En segundo lugar, con independencia del papel que Qatar pudiera ejercer en el financiamiento del terrorismo y el extremismo, ha de considerarse el hecho de que la monarquía saudita es el actor menos autorizado para emitir juicios al respecto. En efecto, Arabia Saudita no sólo ha impulsado a grupos extremistas en el exterior de sus fronteras, sino que es en sí misma un Estado fundamentalista, regido por una versión particularmente intolerante de la ley islámica, en el cual persisten prácticas bárbaras, entre las que se encuentran los azotes y las lapidaciones como métodos punitivos; Riad procesa la disidencia política mediante ejecuciones sumarias y recurre al terrorismo de Estado en nombre, paradójicamente, de la lucha contra el terrorismo.

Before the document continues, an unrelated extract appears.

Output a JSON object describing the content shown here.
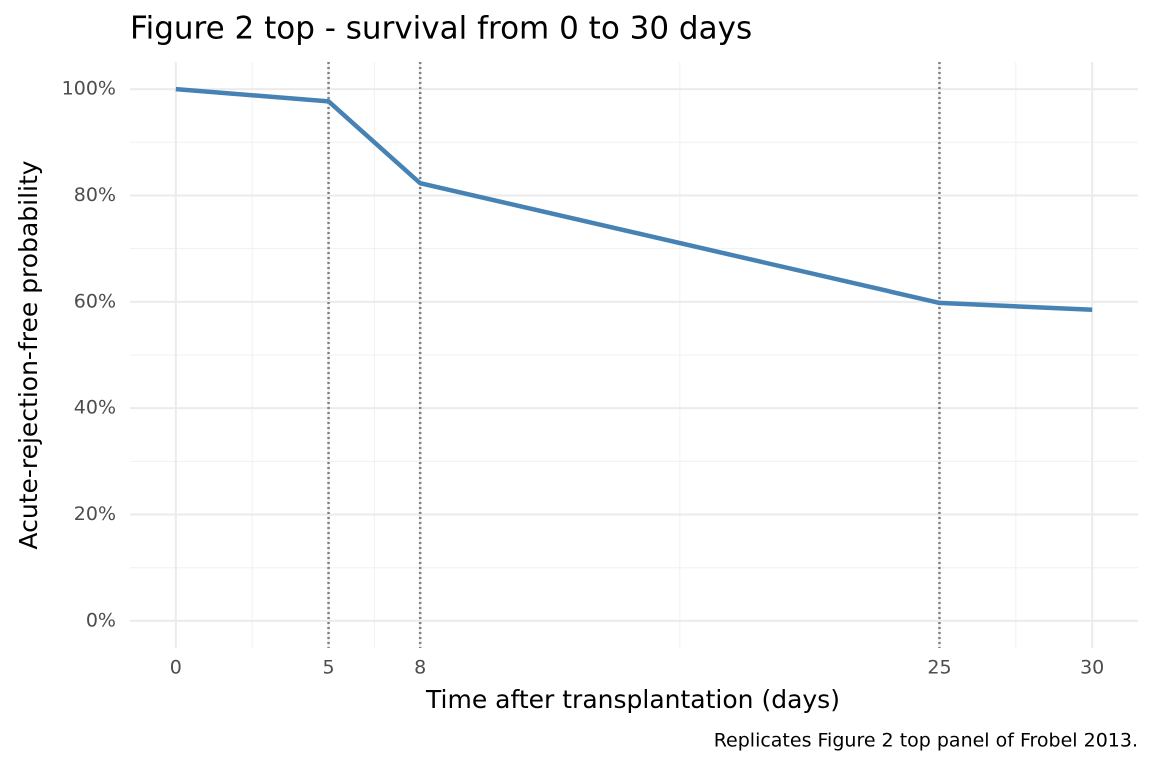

Un tercer factor en esta crisis está representado por el inefable Donald Trump, quien con sus declaraciones irresponsables e incendiarias se empeña en propiciar una indeseable escalada en un escenario que ya es sumamente delicado. Además, al azuzar la política intervencionista saudí, el magnate pasa por encima de los esfuerzos de su propio Departamento de Estado para contener un conflicto que amenaza con dinamitar la red de alianzas regionales de Estados Unidos –cuya principal base aérea en Medio Oriente se encuentra precisamente en Qatar–, con lo cual erosiona, acaso de manera irreparable, la credibilidad de su propio país en la función que se ha arrogado como garante del orden global.